Abbott forming: Why former MLB pitcher is motivation personified

07/24/15 by Matthew S. Vandriak

He was a star on the baseball diamond in high school, so good he was drafted out of high school in 1986. In 1987, he beat out former NBA All-Star David Robinson for the Sullivan Award, which recognizes the best amateur athlete in the country. That year he also won the Golden Spikes Award as the top amateur baseball player in the nation, beating out Ken Griffey Jr. and Robin Ventura. He was the Big Ten Conference player of the year in 1988. He also won a gold medal with the U.S. Olympic team that summer. He was a 6'3, 200lb left handed pitcher and was selected in the first round of the Major League Baseball draft by the California Angels. Jim Abbott followed the pedigree on the field expected of blue chip athlete. But he did all of this without a right hand.
Jim Abbott was born with a deformed right arm that ended at the wrist where his hand should have been. Despite that, he excelled on the mound. Pitching with basically one arm would seem almost impossible. But Abbott made it look easy. He would place the fielding glove on the end of his right arm, throw the pitch with his left arm, then switch the glove to his left hand to field. If he had to field the ball, he would take the glove and hold it against his chest with the right arm so he could throw with his left. Think about having to do that every time you threw a pitch.

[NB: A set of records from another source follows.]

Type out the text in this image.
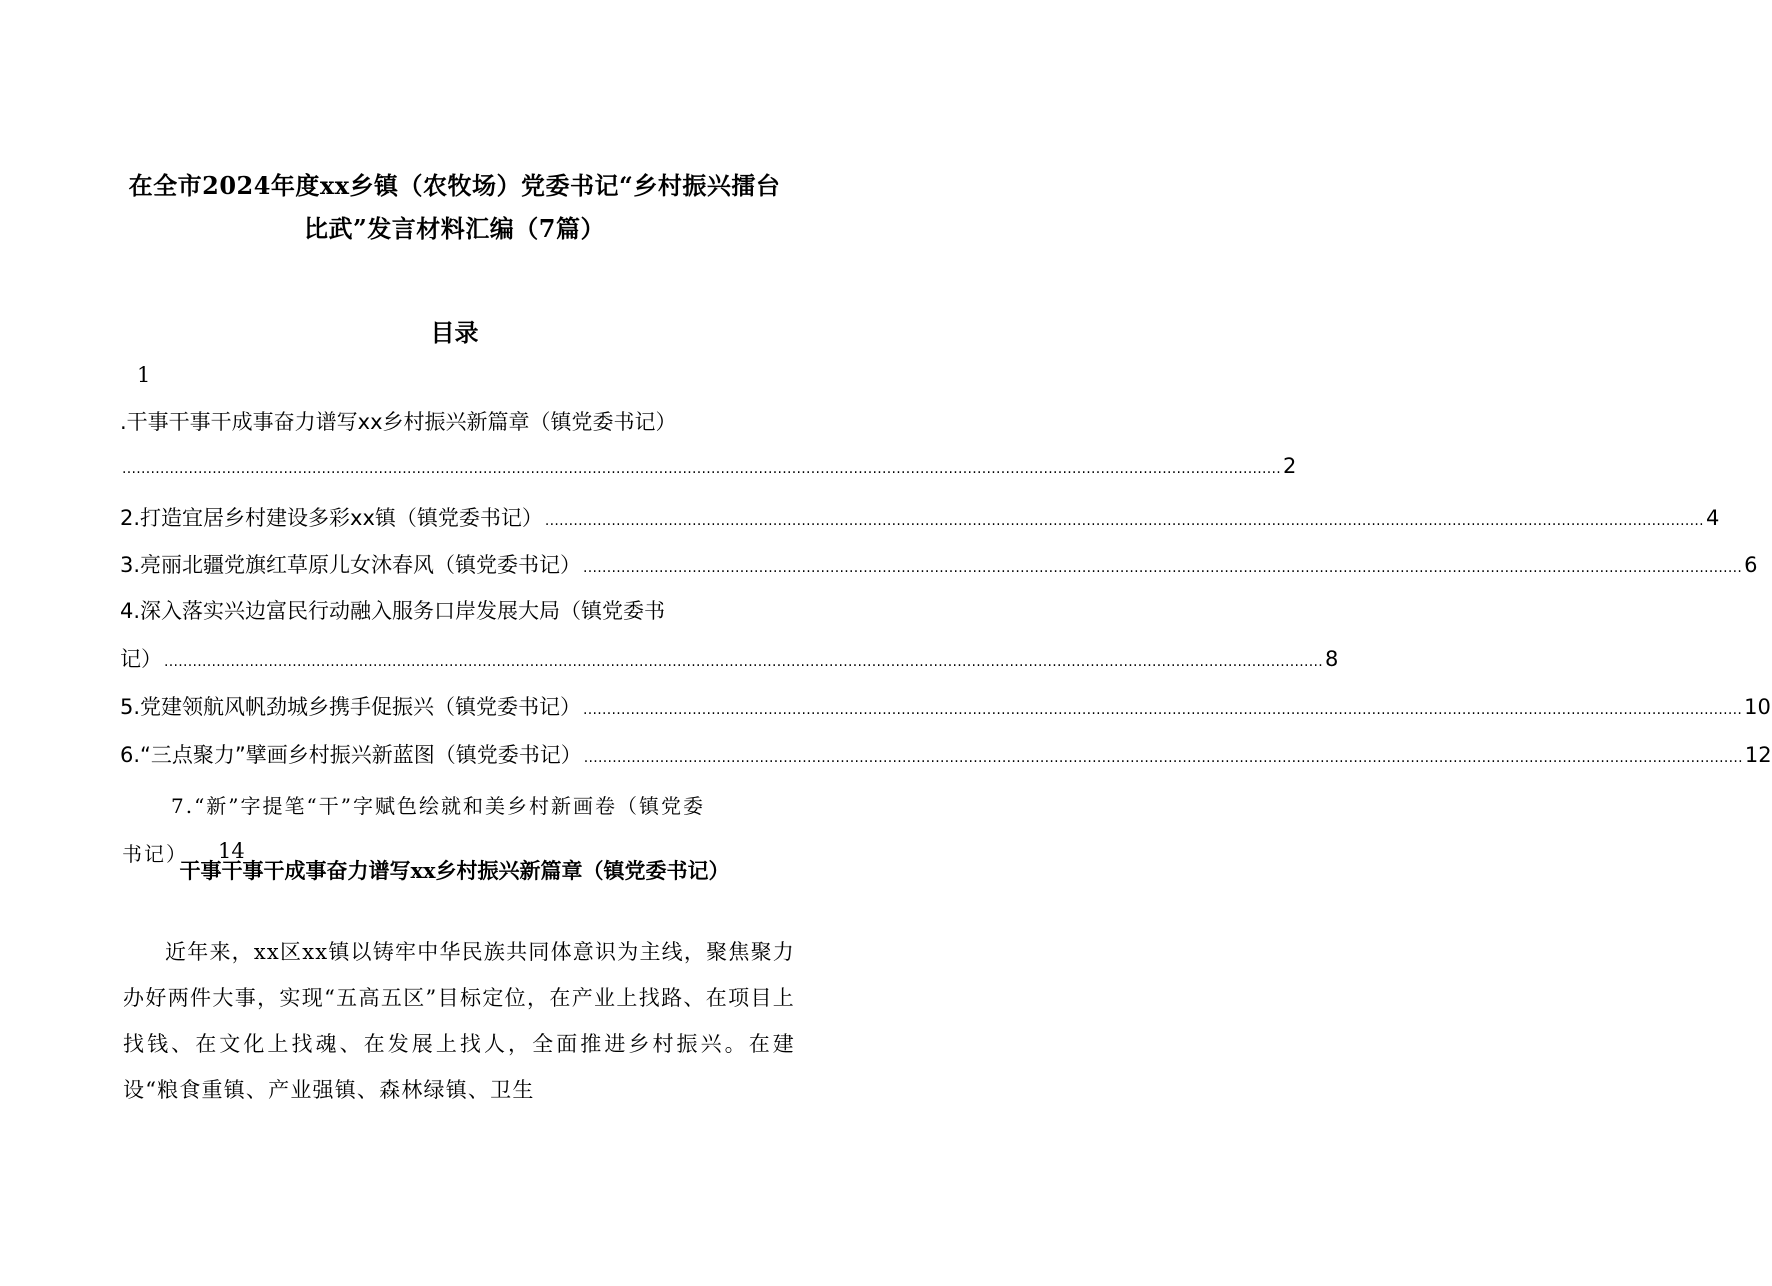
在全市2024年度xx乡镇（农牧场）党委书记“乡村振兴擂台
比武”发言材料汇编（7篇）
目录
1
.干事干事干成事奋力谱写xx乡村振兴新篇章（镇党委书记）
.................................................................................................................................................................................................................................................... 2
2.打造宜居乡村建设多彩xx镇（镇党委书记） .................................................................................................................................................................................................................................................... 4
3.亮丽北疆党旗红草原儿女沐春风（镇党委书记） .................................................................................................................................................................................................................................................... 6
4.深入落实兴边富民行动融入服务口岸发展大局（镇党委书
记） .................................................................................................................................................................................................................................................... 8
5.党建领航风帆劲城乡携手促振兴（镇党委书记） .................................................................................................................................................................................................................................................... 10
6.“三点聚力”擘画乡村振兴新蓝图（镇党委书记） .................................................................................................................................................................................................................................................... 12
7.“新”字提笔“干”字赋色绘就和美乡村新画卷（镇党委
书记） 14
干事干事干成事奋力谱写xx乡村振兴新篇章（镇党委书记）

近年来，xx区xx镇以铸牢中华民族共同体意识为主线，聚焦聚力办好两件大事，实现“五高五区”目标定位，在产业上找路、在项目上找钱、在文化上找魂、在发展上找人，全面推进乡村振兴。在建设“粮食重镇、产业强镇、森林绿镇、卫生
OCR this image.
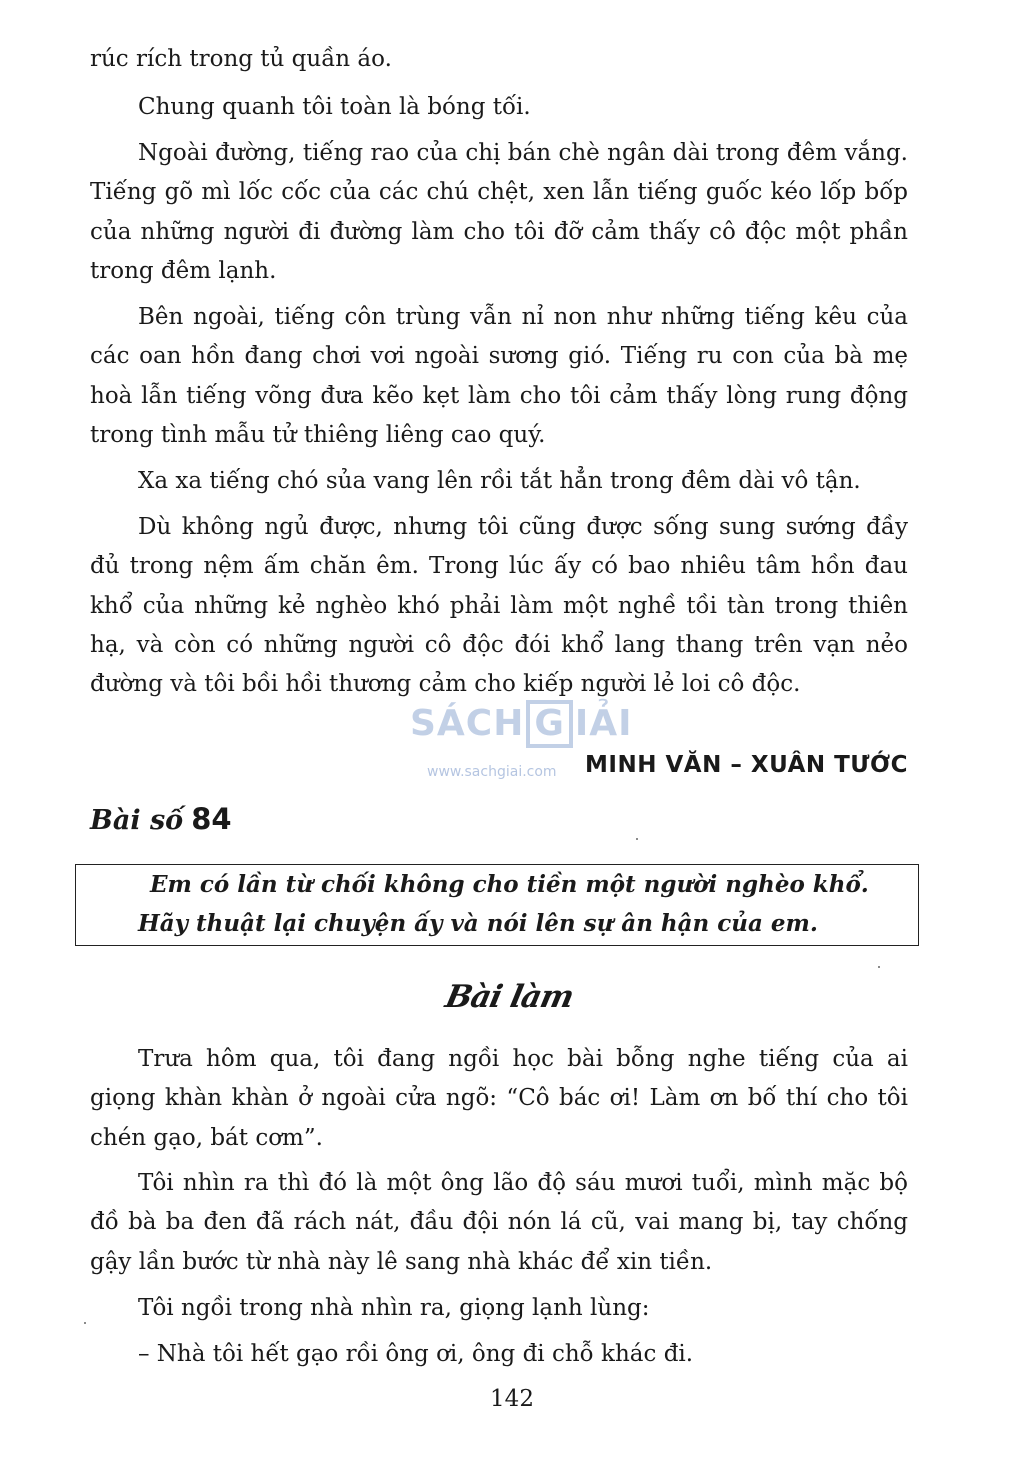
rúc rích trong tủ quần áo.

Chung quanh tôi toàn là bóng tối.

Ngoài đường, tiếng rao của chị bán chè ngân dài trong đêm vắng. Tiếng gõ mì lốc cốc của các chú chệt, xen lẫn tiếng guốc kéo lốp bốp của những người đi đường làm cho tôi đỡ cảm thấy cô độc một phần trong đêm lạnh.

Bên ngoài, tiếng côn trùng vẫn nỉ non như những tiếng kêu của các oan hồn đang chơi vơi ngoài sương gió. Tiếng ru con của bà mẹ hoà lẫn tiếng võng đưa kẽo kẹt làm cho tôi cảm thấy lòng rung động trong tình mẫu tử thiêng liêng cao quý.

Xa xa tiếng chó sủa vang lên rồi tắt hẳn trong đêm dài vô tận.

Dù không ngủ được, nhưng tôi cũng được sống sung sướng đầy đủ trong nệm ấm chăn êm. Trong lúc ấy có bao nhiêu tâm hồn đau khổ của những kẻ nghèo khó phải làm một nghề tồi tàn trong thiên hạ, và còn có những người cô độc đói khổ lang thang trên vạn nẻo đường và tôi bồi hồi thương cảm cho kiếp người lẻ loi cô độc.

SÁCH G IẢI
www.sachgiai.com MINH VĂN – XUÂN TƯỚC
Bài số 84
Em có lần từ chối không cho tiền một người nghèo khổ.
Hãy thuật lại chuyện ấy và nói lên sự ân hận của em.
Bài làm

Trưa hôm qua, tôi đang ngồi học bài bỗng nghe tiếng của ai giọng khàn khàn ở ngoài cửa ngõ: “Cô bác ơi! Làm ơn bố thí cho tôi chén gạo, bát cơm”.

Tôi nhìn ra thì đó là một ông lão độ sáu mươi tuổi, mình mặc bộ đồ bà ba đen đã rách nát, đầu đội nón lá cũ, vai mang bị, tay chống gậy lần bước từ nhà này lê sang nhà khác để xin tiền.

Tôi ngồi trong nhà nhìn ra, giọng lạnh lùng:

– Nhà tôi hết gạo rồi ông ơi, ông đi chỗ khác đi.

142
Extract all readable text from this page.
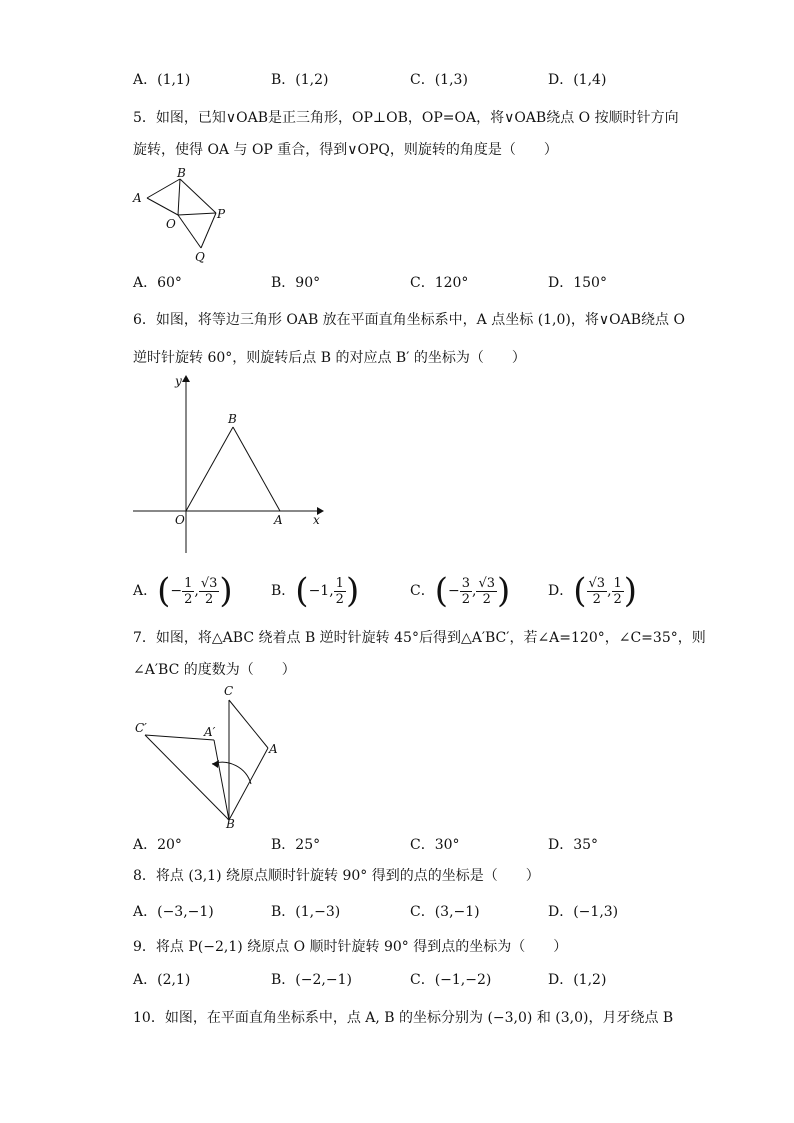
A．(1,1)	B．(1,2)	C．(1,3)	D．(1,4)
5．如图，已知∨OAB是正三角形，OP⊥OB，OP=OA，将∨OAB绕点 O 按顺时针方向
旋转，使得 OA 与 OP 重合，得到∨OPQ，则旋转的角度是（　　）
B
A
O
P
Q
A．60°	B．90°	C．120°	D．150°
6．如图，将等边三角形 OAB 放在平面直角坐标系中，A 点坐标 (1,0)，将∨OAB绕点 O
逆时针旋转 60°，则旋转后点 B 的对应点 B′ 的坐标为（　　）
y
B
O	A	x
A．(− $\frac{1}{2}$ , $\frac{√3}{2}$ )	B．(−1, $\frac{1}{2}$ )	C．(− $\frac{3}{2}$ , $\frac{√3}{2}$ )	D．( $\frac{√3}{2}$ , $\frac{1}{2}$ )
7．如图，将△ABC 绕着点 B 逆时针旋转 45°后得到△A′BC′，若∠A=120°，∠C=35°，则
∠A′BC 的度数为（　　）
C
C′	A′
A
B
A．20°	B．25°	C．30°	D．35°
8．将点 (3,1) 绕原点顺时针旋转 90° 得到的点的坐标是（　　）
A．(−3,−1)	B．(1,−3)	C．(3,−1)	D．(−1,3)
9．将点 P(−2,1) 绕原点 O 顺时针旋转 90° 得到点的坐标为（　　）
A．(2,1)	B．(−2,−1)	C．(−1,−2)	D．(1,2)
10．如图，在平面直角坐标系中，点 A, B 的坐标分别为 (−3,0) 和 (3,0)，月牙绕点 B
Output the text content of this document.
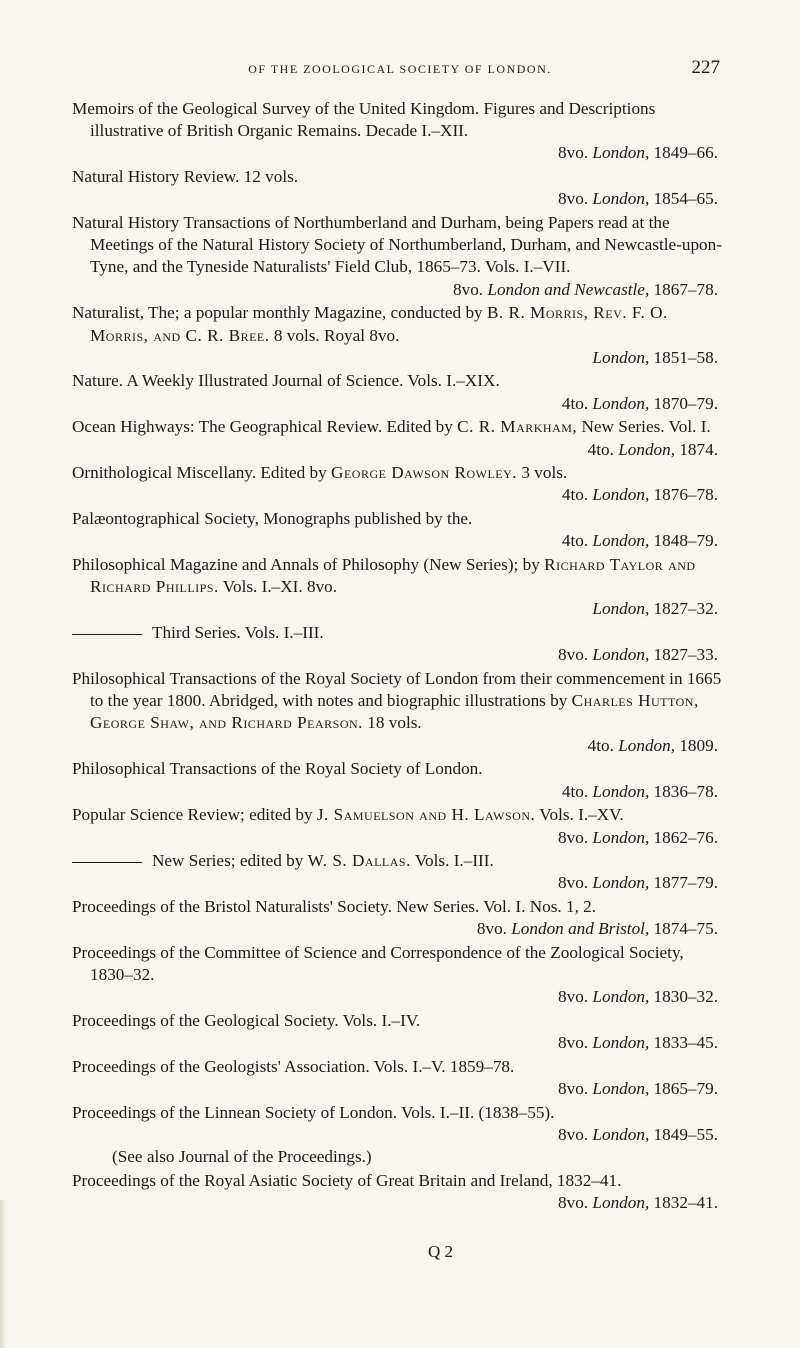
OF THE ZOOLOGICAL SOCIETY OF LONDON.	227
Memoirs of the Geological Survey of the United Kingdom. Figures and Descriptions illustrative of British Organic Remains. Decade I.–XII.
8vo. London, 1849–66.
Natural History Review. 12 vols.
8vo. London, 1854–65.
Natural History Transactions of Northumberland and Durham, being Papers read at the Meetings of the Natural History Society of Northumberland, Durham, and Newcastle-upon-Tyne, and the Tyneside Naturalists' Field Club, 1865–73. Vols. I.–VII.
8vo. London and Newcastle, 1867–78.
Naturalist, The; a popular monthly Magazine, conducted by B. R. Morris, Rev. F. O. Morris, and C. R. Bree. 8 vols. Royal 8vo.
London, 1851–58.
Nature. A Weekly Illustrated Journal of Science. Vols. I.–XIX.
4to. London, 1870–79.
Ocean Highways: The Geographical Review. Edited by C. R. Markham, New Series. Vol. I.
4to. London, 1874.
Ornithological Miscellany. Edited by George Dawson Rowley. 3 vols.
4to. London, 1876–78.
Palæontographical Society, Monographs published by the.
4to. London, 1848–79.
Philosophical Magazine and Annals of Philosophy (New Series); by Richard Taylor and Richard Phillips. Vols. I.–XI. 8vo.
London, 1827–32.
Third Series. Vols. I.–III.
8vo. London, 1827–33.
Philosophical Transactions of the Royal Society of London from their commencement in 1665 to the year 1800. Abridged, with notes and biographic illustrations by Charles Hutton, George Shaw, and Richard Pearson. 18 vols.
4to. London, 1809.
Philosophical Transactions of the Royal Society of London.
4to. London, 1836–78.
Popular Science Review; edited by J. Samuelson and H. Lawson. Vols. I.–XV.
8vo. London, 1862–76.
New Series; edited by W. S. Dallas. Vols. I.–III.
8vo. London, 1877–79.
Proceedings of the Bristol Naturalists' Society. New Series. Vol. I. Nos. 1, 2.
8vo. London and Bristol, 1874–75.
Proceedings of the Committee of Science and Correspondence of the Zoological Society, 1830–32.
8vo. London, 1830–32.
Proceedings of the Geological Society. Vols. I.–IV.
8vo. London, 1833–45.
Proceedings of the Geologists' Association. Vols. I.–V. 1859–78.
8vo. London, 1865–79.
Proceedings of the Linnean Society of London. Vols. I.–II. (1838–55).
8vo. London, 1849–55.
(See also Journal of the Proceedings.)
Proceedings of the Royal Asiatic Society of Great Britain and Ireland, 1832–41.
8vo. London, 1832–41.
Q 2
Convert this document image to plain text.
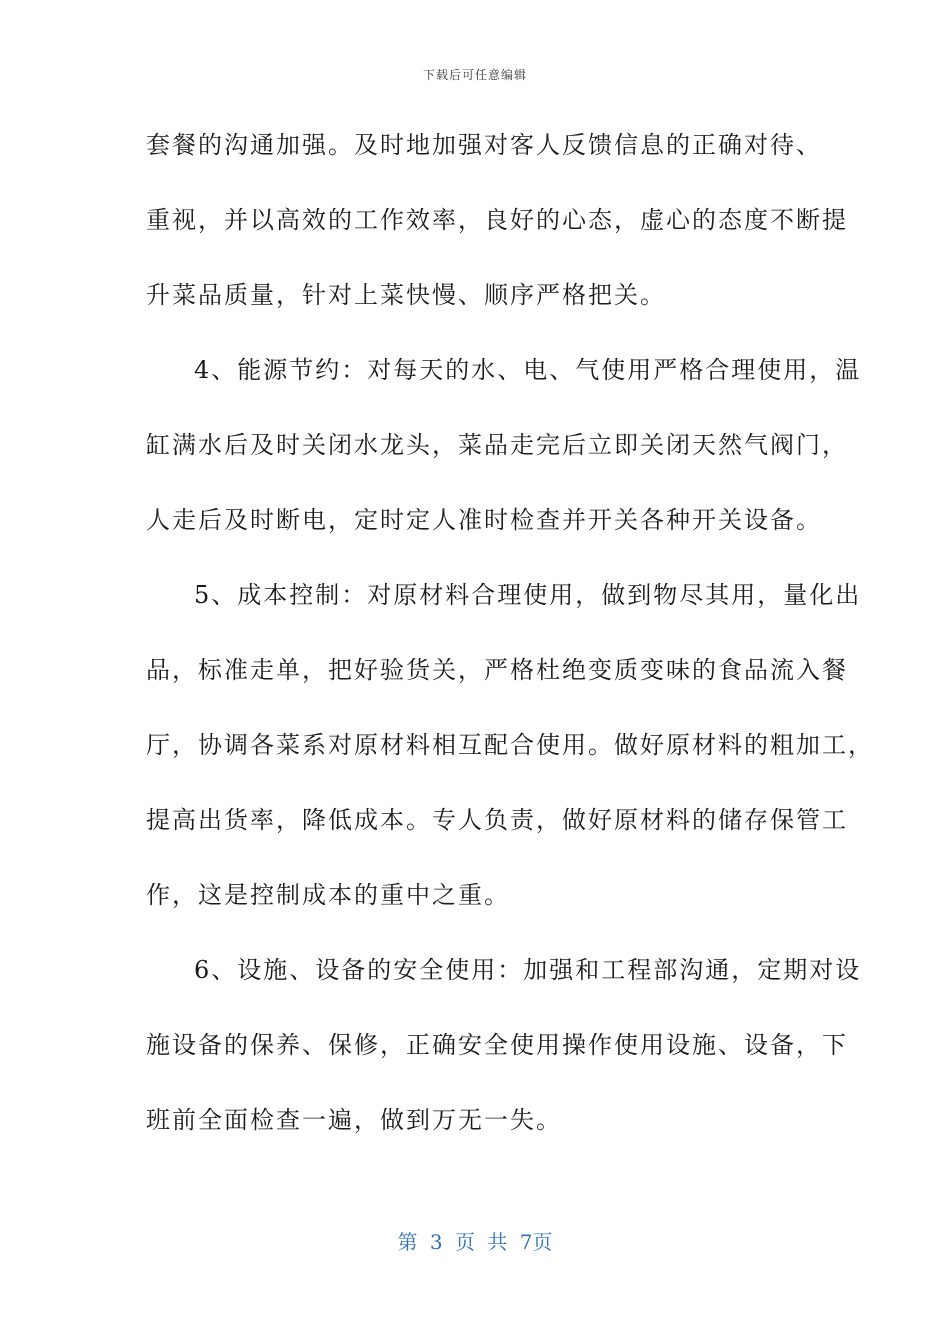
下载后可任意编辑
套餐的沟通加强。及时地加强对客人反馈信息的正确对待、
重视，并以高效的工作效率，良好的心态，虚心的态度不断提
升菜品质量，针对上菜快慢、顺序严格把关。
4、能源节约：对每天的水、电、气使用严格合理使用，温
缸满水后及时关闭水龙头，菜品走完后立即关闭天然气阀门，
人走后及时断电，定时定人准时检查并开关各种开关设备。
5、成本控制：对原材料合理使用，做到物尽其用，量化出
品，标准走单，把好验货关，严格杜绝变质变味的食品流入餐
厅，协调各菜系对原材料相互配合使用。做好原材料的粗加工，
提高出货率，降低成本。专人负责，做好原材料的储存保管工
作，这是控制成本的重中之重。
6、设施、设备的安全使用：加强和工程部沟通，定期对设
施设备的保养、保修，正确安全使用操作使用设施、设备，下
班前全面检查一遍，做到万无一失。
第 3 页 共 7页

Abbott did it so seamlessly that you never could tell he was missing his right hand. He also would field bunts bare handed so he could throw quickly to first base.
Abbott played in the American League in the days before interleague play. Since the designated hitter was used in the AL, Abbott didn't have to worry about batting. But he was surprisingly good at the plate in his amateur days. He batted .427 and hit 7 home runs his senior year of high school.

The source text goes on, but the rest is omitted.